Yes, the Longhorns (4-0) will be playing their first game against an SEC opponent as a member of the toughest consensus conference in the country. But Texas is guaranteed to play Alabama in 2022 and 2023, beating the Crimson Tide in Tuscaloosa last season, and by consensus the past two years.
“We believe in our formula for success and what that looks like,” Texas coach Steve Sarkisian said Monday. “We respect that this is our first SEC game at home and what that looks like. We’ll take that side, but that won’t affect how we prepare for the game and how we go about our business. in the game.
“The way we look at it, this is the SEC championship game.”
The Longhorns will head into Saturday’s rematch of a huge 51-3 home win over Louisiana-Monroe last week, in which freshman quarterback Arch Manning passed for 258 yards, two scores and two interceptions in just over three quarters of play. It was Manning’s first start with many problems, and afterward he said the game “felt long” to him.
Manning was on the back burner against the Warhawks due to an injury to Quinn Ewers, whom Sarkisian called questionable for the game against the Bulldogs as he bounces back from being tough.
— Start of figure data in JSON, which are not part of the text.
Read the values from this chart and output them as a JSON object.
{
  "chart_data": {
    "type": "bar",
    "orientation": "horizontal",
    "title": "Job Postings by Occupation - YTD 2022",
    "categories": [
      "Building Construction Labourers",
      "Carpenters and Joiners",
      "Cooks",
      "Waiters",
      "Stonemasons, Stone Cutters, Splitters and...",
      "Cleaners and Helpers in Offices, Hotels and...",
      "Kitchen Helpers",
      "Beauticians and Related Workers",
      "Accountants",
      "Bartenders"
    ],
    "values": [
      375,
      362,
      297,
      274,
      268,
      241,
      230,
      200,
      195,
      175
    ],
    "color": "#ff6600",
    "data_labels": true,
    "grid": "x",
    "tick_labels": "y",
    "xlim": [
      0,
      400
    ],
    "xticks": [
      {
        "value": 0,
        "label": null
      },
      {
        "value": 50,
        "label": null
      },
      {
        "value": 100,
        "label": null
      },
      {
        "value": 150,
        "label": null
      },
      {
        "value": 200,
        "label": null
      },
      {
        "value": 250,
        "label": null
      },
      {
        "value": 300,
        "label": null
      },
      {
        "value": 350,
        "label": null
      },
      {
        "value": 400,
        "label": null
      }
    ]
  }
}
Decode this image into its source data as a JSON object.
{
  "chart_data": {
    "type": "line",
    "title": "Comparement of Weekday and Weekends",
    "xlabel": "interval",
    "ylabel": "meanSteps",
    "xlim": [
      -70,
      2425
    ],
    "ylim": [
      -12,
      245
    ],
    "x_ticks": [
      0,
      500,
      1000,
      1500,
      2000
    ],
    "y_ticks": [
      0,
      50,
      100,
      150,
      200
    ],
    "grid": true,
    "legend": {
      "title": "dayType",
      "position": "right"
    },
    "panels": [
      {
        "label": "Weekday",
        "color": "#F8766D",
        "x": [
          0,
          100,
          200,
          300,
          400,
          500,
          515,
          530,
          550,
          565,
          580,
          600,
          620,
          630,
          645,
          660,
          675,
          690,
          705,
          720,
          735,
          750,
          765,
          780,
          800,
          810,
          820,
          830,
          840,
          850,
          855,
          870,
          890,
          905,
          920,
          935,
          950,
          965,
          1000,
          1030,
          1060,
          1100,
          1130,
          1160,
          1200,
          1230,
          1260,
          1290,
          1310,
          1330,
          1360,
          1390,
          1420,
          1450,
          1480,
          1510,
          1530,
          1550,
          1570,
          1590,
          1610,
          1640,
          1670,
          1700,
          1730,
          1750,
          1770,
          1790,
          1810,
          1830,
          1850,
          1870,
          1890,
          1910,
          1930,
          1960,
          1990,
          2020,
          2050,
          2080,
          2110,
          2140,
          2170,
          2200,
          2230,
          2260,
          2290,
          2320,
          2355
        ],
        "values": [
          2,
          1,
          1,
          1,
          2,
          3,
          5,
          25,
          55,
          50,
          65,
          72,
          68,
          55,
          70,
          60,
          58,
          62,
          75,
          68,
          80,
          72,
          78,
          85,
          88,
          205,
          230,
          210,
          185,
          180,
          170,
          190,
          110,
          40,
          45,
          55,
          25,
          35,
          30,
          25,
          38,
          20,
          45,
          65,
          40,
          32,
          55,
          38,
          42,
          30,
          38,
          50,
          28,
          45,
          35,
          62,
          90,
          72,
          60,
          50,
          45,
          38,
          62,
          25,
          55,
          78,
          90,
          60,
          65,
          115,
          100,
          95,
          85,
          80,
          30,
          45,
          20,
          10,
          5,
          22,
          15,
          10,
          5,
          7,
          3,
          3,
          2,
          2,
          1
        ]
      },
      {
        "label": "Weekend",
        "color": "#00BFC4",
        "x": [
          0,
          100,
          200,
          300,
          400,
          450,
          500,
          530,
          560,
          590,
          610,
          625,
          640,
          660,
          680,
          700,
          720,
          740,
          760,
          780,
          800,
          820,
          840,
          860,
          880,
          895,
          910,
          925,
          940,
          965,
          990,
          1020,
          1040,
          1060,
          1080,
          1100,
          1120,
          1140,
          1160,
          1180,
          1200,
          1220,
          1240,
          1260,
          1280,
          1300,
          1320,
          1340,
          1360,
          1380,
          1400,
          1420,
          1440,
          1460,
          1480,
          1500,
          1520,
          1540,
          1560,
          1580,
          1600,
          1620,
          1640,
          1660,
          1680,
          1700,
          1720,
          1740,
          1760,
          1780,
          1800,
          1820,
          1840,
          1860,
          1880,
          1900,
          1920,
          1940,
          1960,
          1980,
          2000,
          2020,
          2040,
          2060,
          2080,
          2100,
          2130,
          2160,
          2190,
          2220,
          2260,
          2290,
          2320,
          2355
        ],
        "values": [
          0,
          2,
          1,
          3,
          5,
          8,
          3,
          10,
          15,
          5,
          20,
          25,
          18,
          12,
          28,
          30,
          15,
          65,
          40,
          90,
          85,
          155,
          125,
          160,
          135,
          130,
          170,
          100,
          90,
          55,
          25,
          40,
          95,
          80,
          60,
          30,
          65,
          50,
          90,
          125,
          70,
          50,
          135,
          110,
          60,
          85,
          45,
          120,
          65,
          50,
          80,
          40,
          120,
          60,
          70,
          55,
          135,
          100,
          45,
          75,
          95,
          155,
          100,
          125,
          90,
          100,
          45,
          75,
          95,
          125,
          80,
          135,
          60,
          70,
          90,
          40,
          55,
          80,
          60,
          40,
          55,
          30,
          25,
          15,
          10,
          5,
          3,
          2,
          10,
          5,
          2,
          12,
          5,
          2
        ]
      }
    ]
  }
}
Ewers will be monitored throughout the week.
“Quinn has to be able to run the whole game (once he’s back),” Sarkisian said.
Texas is tied for first in the nation in scoring defense with an average of 5.5 points allowed per game. The top three teams in the number — Ole Miss, Texas and Georgia — are members of the SEC, with fellow league members Tennessee fifth and Alabama sixth.
The Bulldogs (1-3, 0-1 SEC) travel to Austin for the first time since 1992 on the heels of a 45-28 home loss to Florida last week in their conference opener. Mississippi State, in its first season under coach Jeff Lebby, has dropped three straight games.
The Bulldogs will be without quarterback Blake Shapen after the former Baylor signal-caller suffered a shoulder injury in the fourth quarter of the loss to Florida. Shapen was ruled out for the season.
True freshman Michael Van Buren Jr. replaced him for the rest of the game and led two extended drives in mopup duty, one that ended in a rushing TD and another that ended in a goal line drive as time expired.
“I was proud of the way Mike was able to rally us in the fourth quarter,” Lebby said Monday. “He’s a guy who has a lot of confidence in himself and the guys around him. It’s about focusing really little, taking care of the ball a lot, creating possible results, and putting us in good situations.”
Saturday’s game is the fifth between Texas and Mississippi State and the first since the 1999 Cotton Bowl, in which the Longhorns cruised to a 38-11 victory. The team series is tied at 2-2.